Il vescovo mons. Elias L. Ayuban Jr. assicura accoglienza e assistenza pastorale a quanti finora erano legati alla Fraternità, non esclusa la possibilità di aggiungere ulteriori Messe tradizionali a quelle già presenti in diocesi.

Borgo Pio 10_07_2026

La mano tesa dei vescovi ai fedeli legati alla Fraternità Sacerdotale San Pio X si estende in Asia. Una nuova lettera pastorale, datata 6 luglio, arriva dalla diocesi di Cubao dove il vescovo mons. Elias L. Ayuban Jr. apre le porte a quanti intendono restare o rientrare in comunione con Roma, consapevole che molti di coloro che hanno frequentato i luoghi di culto della Fraternità «non hanno mai avuto l'intenzione di rifiutare ciò che la Santa Madre Chiesa insegna o di disobbedire al Santo Padre» (ne dà notizia AsiaNews mentre l'intero testo è leggibile sulla pagina FB della diocesi) e sapendo che «amano sinceramente la sacra liturgia» e sono «seriamente dediti alla tradizione cattolica».

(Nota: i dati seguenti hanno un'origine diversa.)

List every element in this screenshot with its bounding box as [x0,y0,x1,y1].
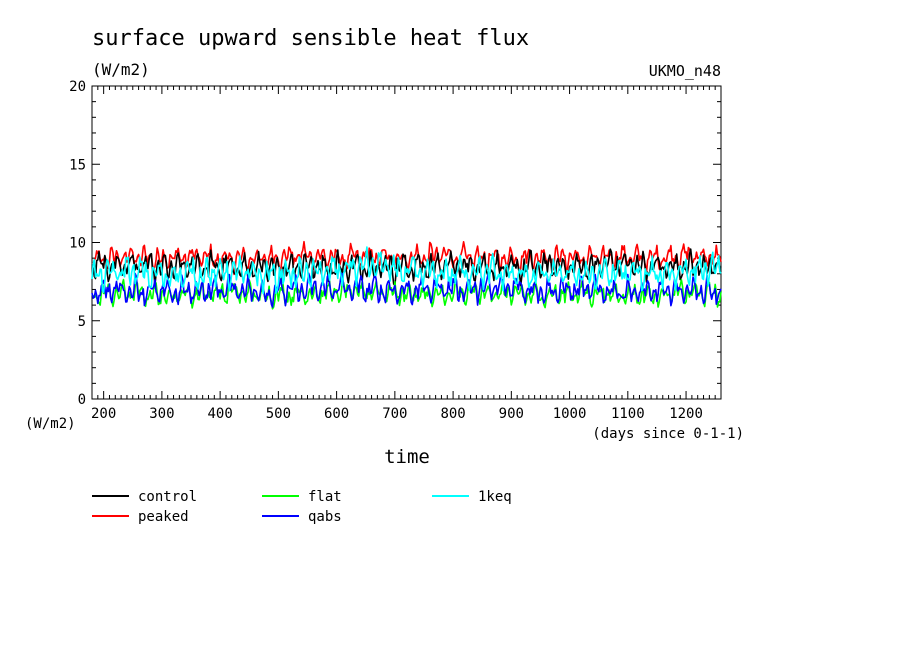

Come a Bridgeport la linea è quella dell'accoglienza, non di una mera tolleranza. Ribadendo che le Messe celebrate dalla Fraternità sono illecite e i sacramenti del matrimonio e della confessione invalidi, il vescovo rivolge un fermo invito a non parteciparvi, manifestando a questi fedeli «carità e comprensione» e incoraggiandoli a «restare uniti alla Chiesa, cercare la guida pastorale di cui hanno bisogno e pregare per la riconciliazione e l'unità», ricordando loro che «la Messa tradizionale resta disponibile nella diocesi secondo le norme» e che «valuteremo la possibilità di aggiungere ulteriori Messe tradizionali perché siano accessibili a un maggior numero di fedeli, nel rispetto dele prescrizioni di Traditionis custodes».